The US Cybersecurity plan is on top of the priorities of President Joe Biden. Of course, it was on top of former presidents as well, from Clinton to Trump. But now things are different: the impact on critical infrastructure and the increase in scale and magnitude of cyberattacks moved the Biden administration towards new, bold and necessary steps to contain the threat.
But what are the main steps taken and how is the Biden administration moving towards improving cybersecurity in the USA?
The urgency of critical infrastructure defense
Picture a factory that stops on its tracks because of ransomware. Access to the automated production line is cut, and information on parents and blueprints is stolen and/or lost. Bad enough for any industrial supplier, of course.
Now, imagine this factory is responsible for the US military jet fighters. What are the consequences of this attack, to both that factory but for the country’s military defense?
Financial losses on private corporations are nothing new in the cyberattack world. However, criminals have shifted their focus from corporations to governments and the critical infrastructure they manage or depend on. These provide essential services and raise the stakes for cybercrime. The equation is simple:
Highest disruption + higher number of lives impacted = higher ransom payments.
When asked why he paid $4.4 million in ransom on the recent Colonial Pipeline ransomware attack, CEO Joseph Blount replied: “It was the right thing to do for the country.” That’s what concerns Joe Biden, just as it should concern every country leader.
How serious is the Biden administration about cybersecurity?
Before we go into details of all the steps President Joe Biden has taken to improve the US government cyber defense, let’s go back to 2013, during the Obama administration.
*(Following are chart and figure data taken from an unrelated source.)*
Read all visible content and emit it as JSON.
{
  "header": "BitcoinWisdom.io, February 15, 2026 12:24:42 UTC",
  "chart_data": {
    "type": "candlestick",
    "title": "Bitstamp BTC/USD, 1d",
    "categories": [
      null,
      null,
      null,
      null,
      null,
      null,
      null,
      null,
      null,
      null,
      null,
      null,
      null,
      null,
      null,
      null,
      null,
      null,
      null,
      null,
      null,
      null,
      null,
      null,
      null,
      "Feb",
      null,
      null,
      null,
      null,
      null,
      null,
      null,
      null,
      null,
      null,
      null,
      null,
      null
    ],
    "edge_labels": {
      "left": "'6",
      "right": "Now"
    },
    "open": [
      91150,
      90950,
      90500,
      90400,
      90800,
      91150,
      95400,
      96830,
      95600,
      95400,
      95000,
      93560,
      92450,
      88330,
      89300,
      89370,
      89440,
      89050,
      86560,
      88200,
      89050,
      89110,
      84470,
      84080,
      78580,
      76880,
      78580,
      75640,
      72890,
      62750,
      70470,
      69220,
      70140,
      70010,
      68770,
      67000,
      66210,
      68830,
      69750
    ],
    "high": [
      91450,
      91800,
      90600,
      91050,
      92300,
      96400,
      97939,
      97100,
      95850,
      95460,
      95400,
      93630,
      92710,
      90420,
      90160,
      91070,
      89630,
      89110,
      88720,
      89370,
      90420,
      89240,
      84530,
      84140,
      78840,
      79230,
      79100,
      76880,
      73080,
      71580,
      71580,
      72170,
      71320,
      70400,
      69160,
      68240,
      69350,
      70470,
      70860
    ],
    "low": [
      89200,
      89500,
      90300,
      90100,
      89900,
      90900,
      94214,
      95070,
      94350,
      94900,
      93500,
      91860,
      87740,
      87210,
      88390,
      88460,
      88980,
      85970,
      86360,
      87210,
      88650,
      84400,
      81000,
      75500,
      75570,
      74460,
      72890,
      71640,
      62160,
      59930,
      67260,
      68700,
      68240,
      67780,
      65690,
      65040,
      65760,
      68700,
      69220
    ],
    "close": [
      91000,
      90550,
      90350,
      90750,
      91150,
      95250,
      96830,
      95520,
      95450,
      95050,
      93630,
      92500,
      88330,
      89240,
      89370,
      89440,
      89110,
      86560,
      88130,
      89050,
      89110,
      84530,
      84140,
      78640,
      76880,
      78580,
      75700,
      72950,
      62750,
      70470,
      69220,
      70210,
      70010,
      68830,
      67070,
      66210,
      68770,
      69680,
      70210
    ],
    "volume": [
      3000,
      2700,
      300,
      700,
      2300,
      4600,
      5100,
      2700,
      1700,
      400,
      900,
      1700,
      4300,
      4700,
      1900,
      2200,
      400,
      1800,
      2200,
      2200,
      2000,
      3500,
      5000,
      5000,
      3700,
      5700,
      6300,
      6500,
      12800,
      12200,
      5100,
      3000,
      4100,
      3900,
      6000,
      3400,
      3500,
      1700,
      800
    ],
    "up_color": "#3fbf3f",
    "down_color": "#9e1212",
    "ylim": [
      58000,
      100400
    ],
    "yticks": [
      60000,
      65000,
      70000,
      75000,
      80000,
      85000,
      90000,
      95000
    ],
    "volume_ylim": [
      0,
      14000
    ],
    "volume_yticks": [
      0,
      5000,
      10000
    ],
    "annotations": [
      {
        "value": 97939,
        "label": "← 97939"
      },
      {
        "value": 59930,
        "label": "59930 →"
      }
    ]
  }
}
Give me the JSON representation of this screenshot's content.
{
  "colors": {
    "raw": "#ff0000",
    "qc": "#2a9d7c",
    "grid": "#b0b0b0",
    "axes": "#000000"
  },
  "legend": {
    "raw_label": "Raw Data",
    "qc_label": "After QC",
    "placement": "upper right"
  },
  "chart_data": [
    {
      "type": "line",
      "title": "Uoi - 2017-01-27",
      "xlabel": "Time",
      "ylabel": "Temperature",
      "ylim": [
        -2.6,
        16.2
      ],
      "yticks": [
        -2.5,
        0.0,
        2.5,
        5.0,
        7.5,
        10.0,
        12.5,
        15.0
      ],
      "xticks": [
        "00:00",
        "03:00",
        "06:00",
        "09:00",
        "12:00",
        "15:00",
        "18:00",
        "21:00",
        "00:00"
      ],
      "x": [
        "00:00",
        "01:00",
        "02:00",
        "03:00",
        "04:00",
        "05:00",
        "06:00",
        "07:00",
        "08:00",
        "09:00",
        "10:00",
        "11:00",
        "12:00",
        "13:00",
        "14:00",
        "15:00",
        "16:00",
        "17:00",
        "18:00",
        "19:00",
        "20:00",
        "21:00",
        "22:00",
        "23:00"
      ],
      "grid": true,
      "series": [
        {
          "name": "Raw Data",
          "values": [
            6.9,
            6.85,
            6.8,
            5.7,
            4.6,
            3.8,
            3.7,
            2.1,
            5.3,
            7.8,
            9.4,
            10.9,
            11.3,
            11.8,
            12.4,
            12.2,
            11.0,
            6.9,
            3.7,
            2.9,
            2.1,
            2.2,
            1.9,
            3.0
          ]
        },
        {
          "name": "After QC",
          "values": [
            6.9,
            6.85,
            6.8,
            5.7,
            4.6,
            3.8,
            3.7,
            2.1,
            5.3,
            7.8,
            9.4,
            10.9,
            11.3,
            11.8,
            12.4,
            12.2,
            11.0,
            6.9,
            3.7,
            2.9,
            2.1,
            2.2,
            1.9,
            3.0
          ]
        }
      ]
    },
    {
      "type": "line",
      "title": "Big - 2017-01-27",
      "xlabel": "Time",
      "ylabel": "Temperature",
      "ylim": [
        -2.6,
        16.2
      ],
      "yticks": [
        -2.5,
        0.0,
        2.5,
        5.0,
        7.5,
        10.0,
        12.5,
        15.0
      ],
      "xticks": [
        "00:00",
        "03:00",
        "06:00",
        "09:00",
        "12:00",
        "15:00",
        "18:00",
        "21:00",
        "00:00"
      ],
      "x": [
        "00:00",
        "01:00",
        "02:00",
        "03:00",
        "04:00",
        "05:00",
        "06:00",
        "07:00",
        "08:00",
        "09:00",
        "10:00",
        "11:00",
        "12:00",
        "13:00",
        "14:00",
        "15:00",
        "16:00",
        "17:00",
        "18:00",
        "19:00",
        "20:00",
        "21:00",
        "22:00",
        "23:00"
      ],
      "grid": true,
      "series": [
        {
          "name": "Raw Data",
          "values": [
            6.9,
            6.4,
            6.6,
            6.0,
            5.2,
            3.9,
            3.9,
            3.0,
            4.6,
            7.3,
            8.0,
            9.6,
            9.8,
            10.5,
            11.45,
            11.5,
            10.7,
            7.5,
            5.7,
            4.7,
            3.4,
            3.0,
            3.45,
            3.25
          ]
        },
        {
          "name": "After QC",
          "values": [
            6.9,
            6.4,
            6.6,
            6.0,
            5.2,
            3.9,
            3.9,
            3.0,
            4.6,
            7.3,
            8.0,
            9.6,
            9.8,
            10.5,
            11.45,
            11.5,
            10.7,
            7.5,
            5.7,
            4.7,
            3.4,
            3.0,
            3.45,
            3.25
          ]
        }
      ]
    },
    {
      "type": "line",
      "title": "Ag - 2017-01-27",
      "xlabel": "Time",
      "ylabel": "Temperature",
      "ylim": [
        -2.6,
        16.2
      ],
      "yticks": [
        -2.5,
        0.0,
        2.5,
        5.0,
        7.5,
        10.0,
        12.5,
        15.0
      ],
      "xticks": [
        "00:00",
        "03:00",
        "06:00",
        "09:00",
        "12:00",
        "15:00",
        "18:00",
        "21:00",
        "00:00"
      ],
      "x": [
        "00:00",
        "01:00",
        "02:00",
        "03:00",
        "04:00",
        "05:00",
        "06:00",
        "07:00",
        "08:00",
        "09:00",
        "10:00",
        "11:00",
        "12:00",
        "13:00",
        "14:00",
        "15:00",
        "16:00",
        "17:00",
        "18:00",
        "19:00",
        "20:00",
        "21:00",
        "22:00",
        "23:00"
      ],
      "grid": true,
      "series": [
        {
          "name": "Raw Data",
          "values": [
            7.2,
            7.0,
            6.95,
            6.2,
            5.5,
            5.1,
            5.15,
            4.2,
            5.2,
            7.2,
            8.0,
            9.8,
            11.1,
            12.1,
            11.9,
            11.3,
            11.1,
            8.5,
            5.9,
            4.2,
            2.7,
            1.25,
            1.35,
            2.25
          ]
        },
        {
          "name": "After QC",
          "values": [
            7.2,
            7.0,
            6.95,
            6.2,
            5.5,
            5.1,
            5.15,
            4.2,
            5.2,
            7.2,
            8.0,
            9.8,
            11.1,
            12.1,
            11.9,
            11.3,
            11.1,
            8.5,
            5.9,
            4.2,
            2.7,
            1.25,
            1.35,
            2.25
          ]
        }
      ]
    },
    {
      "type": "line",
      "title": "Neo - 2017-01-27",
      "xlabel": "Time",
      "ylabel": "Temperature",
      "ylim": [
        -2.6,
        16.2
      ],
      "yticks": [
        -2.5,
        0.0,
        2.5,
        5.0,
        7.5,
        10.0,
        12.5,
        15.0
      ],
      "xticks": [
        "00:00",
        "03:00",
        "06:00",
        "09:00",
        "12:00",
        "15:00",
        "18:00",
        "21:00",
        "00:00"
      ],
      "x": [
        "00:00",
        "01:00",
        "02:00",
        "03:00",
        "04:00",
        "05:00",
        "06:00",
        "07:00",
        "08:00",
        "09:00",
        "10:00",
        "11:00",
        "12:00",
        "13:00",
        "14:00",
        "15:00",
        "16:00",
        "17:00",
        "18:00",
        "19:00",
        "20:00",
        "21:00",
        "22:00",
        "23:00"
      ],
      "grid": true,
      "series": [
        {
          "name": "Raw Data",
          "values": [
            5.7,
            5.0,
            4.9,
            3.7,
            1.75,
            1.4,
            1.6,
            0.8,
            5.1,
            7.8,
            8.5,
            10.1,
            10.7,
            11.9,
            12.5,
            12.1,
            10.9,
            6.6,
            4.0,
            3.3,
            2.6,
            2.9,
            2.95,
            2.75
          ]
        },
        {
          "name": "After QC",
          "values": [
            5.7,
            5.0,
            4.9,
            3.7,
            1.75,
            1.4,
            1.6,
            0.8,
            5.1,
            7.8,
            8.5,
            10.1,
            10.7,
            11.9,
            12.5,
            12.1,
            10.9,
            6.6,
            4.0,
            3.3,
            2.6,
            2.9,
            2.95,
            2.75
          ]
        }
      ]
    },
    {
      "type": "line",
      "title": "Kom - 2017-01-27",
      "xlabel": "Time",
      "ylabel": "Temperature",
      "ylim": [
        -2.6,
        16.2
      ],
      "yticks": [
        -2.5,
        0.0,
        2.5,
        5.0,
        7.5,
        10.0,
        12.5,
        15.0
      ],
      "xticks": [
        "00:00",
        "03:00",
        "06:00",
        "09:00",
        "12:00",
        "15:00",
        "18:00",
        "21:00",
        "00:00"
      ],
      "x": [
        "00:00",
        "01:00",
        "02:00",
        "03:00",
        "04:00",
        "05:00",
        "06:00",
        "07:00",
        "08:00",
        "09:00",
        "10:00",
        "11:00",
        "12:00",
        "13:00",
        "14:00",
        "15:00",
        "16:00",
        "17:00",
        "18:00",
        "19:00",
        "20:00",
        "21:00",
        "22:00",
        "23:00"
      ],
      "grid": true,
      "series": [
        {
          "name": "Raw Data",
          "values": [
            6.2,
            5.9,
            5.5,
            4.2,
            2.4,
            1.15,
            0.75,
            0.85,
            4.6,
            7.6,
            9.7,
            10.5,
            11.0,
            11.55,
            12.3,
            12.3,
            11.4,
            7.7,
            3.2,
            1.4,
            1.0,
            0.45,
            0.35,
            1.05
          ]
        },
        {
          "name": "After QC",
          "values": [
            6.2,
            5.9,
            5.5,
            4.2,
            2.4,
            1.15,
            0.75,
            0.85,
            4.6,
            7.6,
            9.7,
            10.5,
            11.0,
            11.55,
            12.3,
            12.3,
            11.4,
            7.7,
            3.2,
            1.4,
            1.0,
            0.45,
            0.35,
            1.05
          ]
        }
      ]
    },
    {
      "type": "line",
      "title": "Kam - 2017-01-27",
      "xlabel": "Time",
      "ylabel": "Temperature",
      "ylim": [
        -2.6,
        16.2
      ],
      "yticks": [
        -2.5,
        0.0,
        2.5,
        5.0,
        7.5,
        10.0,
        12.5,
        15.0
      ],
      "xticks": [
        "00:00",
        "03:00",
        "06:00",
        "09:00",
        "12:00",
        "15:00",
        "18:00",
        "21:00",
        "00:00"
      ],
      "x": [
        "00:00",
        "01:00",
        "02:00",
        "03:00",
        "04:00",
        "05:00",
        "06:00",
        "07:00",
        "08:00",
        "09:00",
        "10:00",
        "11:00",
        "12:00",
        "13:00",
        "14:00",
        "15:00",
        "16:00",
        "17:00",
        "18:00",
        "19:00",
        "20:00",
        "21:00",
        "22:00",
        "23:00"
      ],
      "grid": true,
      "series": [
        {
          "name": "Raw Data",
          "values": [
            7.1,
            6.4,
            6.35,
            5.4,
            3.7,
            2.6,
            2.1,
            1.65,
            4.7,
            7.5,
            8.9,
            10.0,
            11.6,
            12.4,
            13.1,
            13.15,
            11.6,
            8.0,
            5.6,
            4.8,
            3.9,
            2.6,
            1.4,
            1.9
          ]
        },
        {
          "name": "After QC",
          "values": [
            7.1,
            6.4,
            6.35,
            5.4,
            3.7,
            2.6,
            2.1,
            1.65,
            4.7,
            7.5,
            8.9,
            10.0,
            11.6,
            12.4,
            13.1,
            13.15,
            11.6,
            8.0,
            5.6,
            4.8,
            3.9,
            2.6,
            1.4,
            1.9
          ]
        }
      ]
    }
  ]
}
The Presidential Policy Directive – PPD21 was established on February 12, 2013, and listed the 16 Critical Infrastructure Sectors. Each one of these made the list for being a sector that if disrupted “would have a debilitating effect on security, national economic security, national public health or safety, or any combination thereof.”
Even at a time when Joe Biden was only the vice-president and attacks on critical infrastructure were not a hot topic, the concern was there, and it’s the foundation of the US cybersecurity policies and actions today.
Going back to 2021, what are the main steps that the Joe Biden administration took to make the US more resilient to cybercrime?
Policies: The Executive Order signed by Joe Biden to improve cybersecurity
In May 2021, Joe Biden signed an executive order, aiming to raise government cybersecurity standards and increase cyber attack defense. One of the main points of the executive order is the implementation of the Incident Review Board, to analyze cyberattacks, much like it’s done with airline accidents. That is a proactive shift, to try and understand the vulnerabilities of the 16 critical infrastructures and build defenses on top of data and intelligence.
The other important points of the order include new vendor standards, encryption requirements, and zero trust architecture. See the video below for details:
Investigative power: ransomware = terrorism
Following in the footsteps of the Executive Order signed by Joe Biden, the US Justice Department elevated ransomware investigations to a status similar to terrorism. That change happens mainly to elevate the status of such attacks and generate more serious accountability.
However, another important takeaway from this decision is in investigating the entire chain of a cyberattack. Many criminal groups operate from foreign countries, mainly Russia, and with the escalation from common crime to terrorism, the FBI can work more efficiently on going up the chain.
Grassroots: empowering businesses from the ground up
One of the most vulnerable parts of the critical infrastructure is businesses. Being so, one of the action points of the Biden administration was improving the cyber awareness of American organizations. This movement started with an open letter from the White House to give directions for improved cyber defense. The letter includes tips on separating business and production systems, for example.
Since there’s no government control of these endpoints and systems, but considering they are part of the bigger critical infrastructure. The next steps of the Biden administration will include incorporating them in the country’s cybersecurity umbrella, with the same guidelines and compliance policies.
What’s next for Joe Biden and the US cybersecurity?
It’s safe to say that Joe Biden will work on cybersecurity at home and beyond the US borders. Everything we mentioned in this article is proof of the first. As for the second, it’s worth mentioning meetings with other leaders, to communicate the strategy and stimulate mutual cooperation.
In an example of this movement, the US president had a meeting with Russian President Vladimir Putin, where he claimed that “certain cyberattacks should be off-limits,” a clear reference to a partnership between the two nations to mitigate these intrusions. Not only that, a mention to the fact that omissions won’t be tolerated.
Since the US is a strong reference, it’s worth following the next steps of these policies and action plans. By doing so, we can learn the actual impact of cybersecurity on critical infrastructure.